Another interesting part of the book which is barely mentioned in other accounts about the Atlantis went to the isolated Kerguelen Island and ran aground. Mohr describes how seriously damaged the ship was and this nearly ended their war career there. The last part of the book is the most exciting, where Mohr describes the sinking of the Atlantis by the British cruiser Devonshire in November and how he eventually made it back to France aboard an Italian submarine.
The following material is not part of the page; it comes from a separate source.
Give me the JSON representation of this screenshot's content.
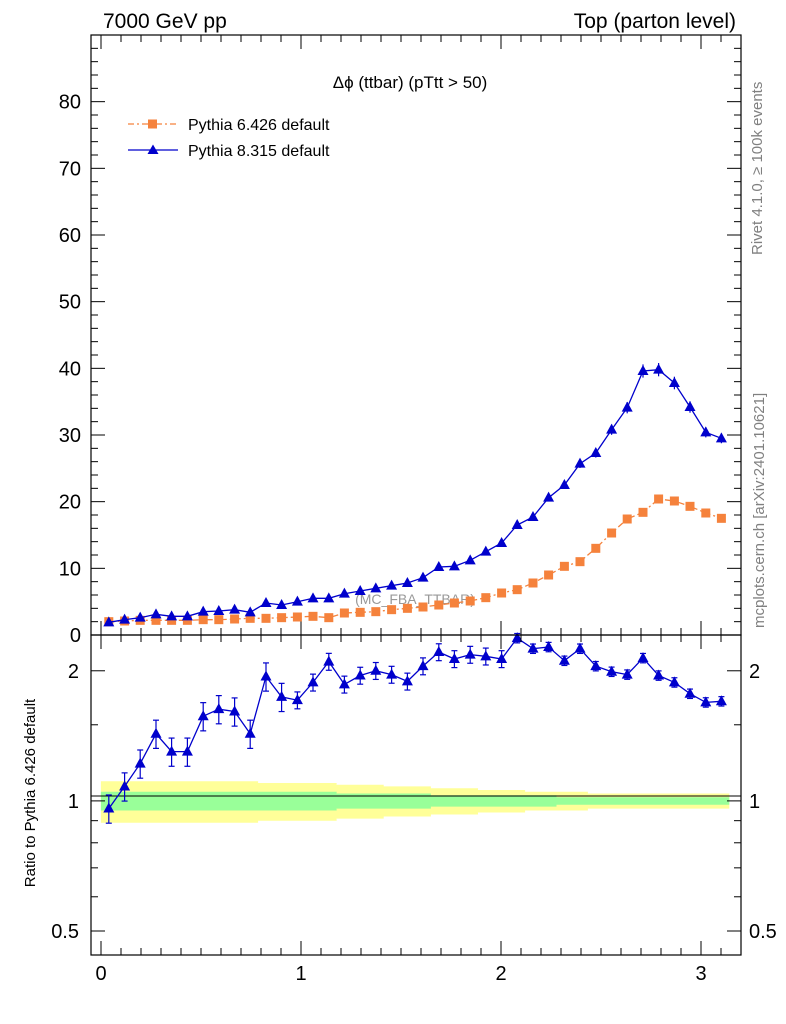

Overall, this was a thoroughly enjoyable naval memoir and while it could stand to be updated with an appendix or map, it still packs far more veritas than many of the hastily-thrown-together Second World War memoirs we see appearing these days.
It was surely preferable for an Allied merchant ship to be engaged by a chameleon like Ship Sixteen captained by Bernard Rogge and his ADC Ulrich Mohr than a U Boat, since they were usually given a chance to surrender when the "German Raider" identity was revealed within firing range. There was a learning process here. Rogge originally tried a shot across the bows but found that they continued to send radio SOS messages. He then tried ordering them to halt and not broadcast but that usually didn't work either (they turned to escape and continued to send SOS messages) so eventually he showed a large illuminated message quickly followed by shellfire against the radio room if there was any evasive action or broadcasting.
In any event Rogge's ship kept changing its identity with flags, lettering, paint, wooden structural alterations etc. to look for the most realistic matches with ships registered around the world and eventually managed to sink more Allied shipping (21 ships over 661 days) than any other surface ship. An interesting feature was Rogge's "Admiral Colombo" wall map of the Indian Ocean, with the subtitle "Think like your opposite number". He spent a good deal of time making reasonable assumptions about the whereabouts of Ship Sixteen based on existing knowledge and making sure he was somewhere else.
The book almost reads like a novel (better really) especially the episode when they were almost shipwrecked on the remote Kerguelen Islands near the Antarctic circle.